深く被った編笠が、不思議で優美な魅力をかもし出す

家並みに沿って並ぶぼんぼりから漏れる淡いあかりに彩られた通りを、編笠(あみがさ)で顔を隠した男女が波のように流れ踊る「おわら風の盆」。その起源は江戸時代に八尾(やつお)の町の人々が「町建御墨付文書」(まちだておすみつきぶんしょ)を手に入れたことを祝い、三日三晩町内を踊り歩いたことが始まりとされています。踊りには女踊りと男踊りの2種類があり、鮮やかに染め抜いた揃いの浴衣で風流に舞う女踊りはまさに「風の盆」の華!哀愁漂うおわら節の唄に合わせてゆったりと舞い踊るその姿は、ぼんぼりのあかりを受けてより一層優雅さを増します。

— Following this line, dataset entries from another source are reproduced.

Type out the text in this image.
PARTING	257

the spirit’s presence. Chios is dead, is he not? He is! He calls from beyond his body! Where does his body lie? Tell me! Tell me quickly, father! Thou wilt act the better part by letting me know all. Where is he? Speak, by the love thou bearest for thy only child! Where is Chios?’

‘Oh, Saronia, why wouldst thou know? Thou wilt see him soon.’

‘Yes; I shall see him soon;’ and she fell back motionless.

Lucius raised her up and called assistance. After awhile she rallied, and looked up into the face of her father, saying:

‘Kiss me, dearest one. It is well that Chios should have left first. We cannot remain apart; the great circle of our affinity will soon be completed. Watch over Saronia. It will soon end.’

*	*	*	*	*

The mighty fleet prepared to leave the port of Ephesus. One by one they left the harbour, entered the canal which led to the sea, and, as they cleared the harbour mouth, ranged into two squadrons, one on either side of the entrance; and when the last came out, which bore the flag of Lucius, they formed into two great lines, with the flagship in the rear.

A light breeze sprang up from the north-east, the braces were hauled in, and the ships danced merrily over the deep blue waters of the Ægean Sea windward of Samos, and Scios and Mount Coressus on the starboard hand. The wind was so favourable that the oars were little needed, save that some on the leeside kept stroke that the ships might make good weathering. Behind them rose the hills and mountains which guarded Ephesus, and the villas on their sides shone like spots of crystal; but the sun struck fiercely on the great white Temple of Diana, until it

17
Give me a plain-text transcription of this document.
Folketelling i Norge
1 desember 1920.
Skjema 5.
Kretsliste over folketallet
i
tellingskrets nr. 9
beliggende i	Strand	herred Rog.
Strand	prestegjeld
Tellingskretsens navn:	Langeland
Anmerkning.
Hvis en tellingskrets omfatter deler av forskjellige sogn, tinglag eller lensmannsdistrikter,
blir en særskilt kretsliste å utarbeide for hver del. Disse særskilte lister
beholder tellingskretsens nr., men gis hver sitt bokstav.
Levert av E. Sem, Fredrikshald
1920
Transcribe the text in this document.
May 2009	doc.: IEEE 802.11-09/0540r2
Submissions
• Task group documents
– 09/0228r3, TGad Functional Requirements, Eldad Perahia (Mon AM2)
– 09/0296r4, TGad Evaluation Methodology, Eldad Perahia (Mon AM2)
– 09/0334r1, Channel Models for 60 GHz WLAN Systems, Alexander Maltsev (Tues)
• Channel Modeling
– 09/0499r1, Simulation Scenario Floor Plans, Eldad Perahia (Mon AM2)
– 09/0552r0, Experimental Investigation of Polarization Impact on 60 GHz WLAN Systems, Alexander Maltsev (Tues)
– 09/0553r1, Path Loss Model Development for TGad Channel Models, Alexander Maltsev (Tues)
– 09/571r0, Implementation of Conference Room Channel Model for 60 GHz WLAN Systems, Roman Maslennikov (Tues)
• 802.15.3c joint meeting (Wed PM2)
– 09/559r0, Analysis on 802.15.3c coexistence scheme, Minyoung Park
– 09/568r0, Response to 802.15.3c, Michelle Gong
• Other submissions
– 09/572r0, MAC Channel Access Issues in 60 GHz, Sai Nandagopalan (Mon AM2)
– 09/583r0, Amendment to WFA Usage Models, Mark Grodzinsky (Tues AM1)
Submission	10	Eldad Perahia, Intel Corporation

※町を開き商売や生活を営むことを認める旨を記載した文書

男踊りは気高く、ダイナミックに舞い踊る!

女踊りが華なら、男踊りは風の盆の盛り上げ役。はっぴをいなせに着こなした男衆が披露する一糸乱れぬ舞は勇ましく、時折編笠から覗く真剣な表情が日本男児の粋な色気を感じさせ観客を虜にします。最終日の夜には、町のいたるところで各町の団体が通りを踊り歩く「町流し」や、踊り手が輪になって踊る「輪踊り」が繰り広げられます。公式には23時までとされていますが、風の盆の閉幕を惜しむように、踊りの波は明け方まで続くことも。ぜひ一度八尾を訪れて、風情あふれる踊りの波に身を置く晩夏のひとときを過ごしてみてください。